Graham Linehan, the co-creator of the popular comedy series Father Ted, has spoken out against the transgender lobby and now believes that his stand on gender identity has cost him work. Speaking to BBC’s Newsnight (starts 28.34), he revealed why he believes it necessary to make the sacrifice.
Speaking to BBC interviewer Sarah Smith, Linehan revealed his purpose for being so outspoken:
“Women can’t speak about this … I’ll admit, I’m not a great person to be in this conversation – I’m a comedy writer and I am very blunt. But there are a lot of women … academics who are very compassionate … Whenever they’re asked to speak, there are protests, they get shut down. … It’s insane the abuse and harassment they face. So I thought I’d step in. …
“All I’m asking for is that people like me and the women that I support are not attacked, their meetings aren’t protested, they aren’t abused on Twitter. I’ve been sued, I’ve been reported to the police, my wife’s address has been published online. All of these things have happened because I’m trying to make a conversation less toxic.”
Earlier this week, Linehan elaborated on his position, writing in the Daily Mail:
“Suddenly, everywhere you looked, women were being erased, insulted or endangered. Amnesty referring to pregnant women as ‘pregnant people’. Productions of The Vagina Monologues closing because they excluded ‘women who don’t have vaginas’. Women’s toilets disappearing from public life – even though they were introduced to ensure that women could have a public life…Worst of all, I saw the lack of compassion or empathy for the vulnerable women who are often at the sharp end of the new Gender Theocracy.”
BBC interviewer Smith contended that Linehan was not the right person to speak up on the topic, saying:
“Quite a lot of women think that they can speak for themselves, thank you. And they don’t necessarily need Graham Linehan coming to talk for us.”

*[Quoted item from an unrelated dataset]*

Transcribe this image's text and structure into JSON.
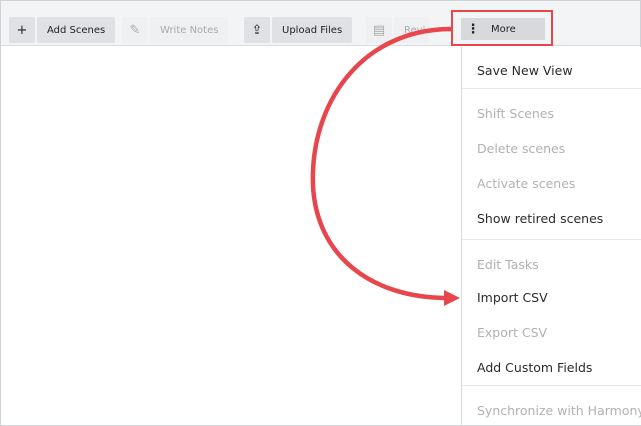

She continued to allude to a previous comment from Linehan comparing giving children experimental drugs to block puberty to experiments on children in Nazi concentration camps. However, Linehan was clear in his answer, drawing the parallels: “children are basically being experimented on with puberty blockers.”
He mentioned the drug Lupron, in particular, which is usually used to treat the end stages of prostate cancer. “It has never been tested on girls or women,” said Linehan.
The evidence from Tavistock
Smith continued to contest Linehan, saying: “These are doctors who are doing this and you don’t have any medical training to know about this.”
However, Linehan was quick to mention the medical evidence from the Tavistock and Portman NHS Trust, where 35 psychologists have resigned in the last three years over worries that too many children were being given puberty blockers when they should never have been diagnosed as gender dysphoric. “Do you think that sounds like a healthy environment for children?” asked Linehan.
A rise in ‘hate crime’?
Smith then moved on to quote Stonewall figures which suggest that ‘hate crime’ has risen 37% in the last year. However, Linehan was swift to debunk that myth:
“The reason that hate crimes have increased is because everything is now ‘transphobic’, including saying statements like ‘men aren’t women’. These are considered transphobic statements. So the reason that these hate crime figures are going up is because the bar has been set so low for what is and isn’t transphobic.”
However, Linehan did suggest that there was potentially a rise in children being referred to gender identity clinics because “homophobic parents” were taking their children there to be ‘fixed’. The myth that ‘transgender children’ are really all gay or lesbian is just as dangerous an argument to make.
Carys Moseley has warned that the tactics of the transgender lobby mirror those previously used by the LGB lobby, and they are just as harmful to children:
“The truth is that the transgender activists are using very similar aggressive shaming and bullying tactics that LGB activists used to use. Will the public tolerate the existence of two separate camps both of whose members have spent their working lives behaving in this manner?”
While it is good that higher-profile public figures are willing to make sacrifices to speak out on these important issues, when will the Church stand up to protect those vulnerable children who are at the centre of the whole debate?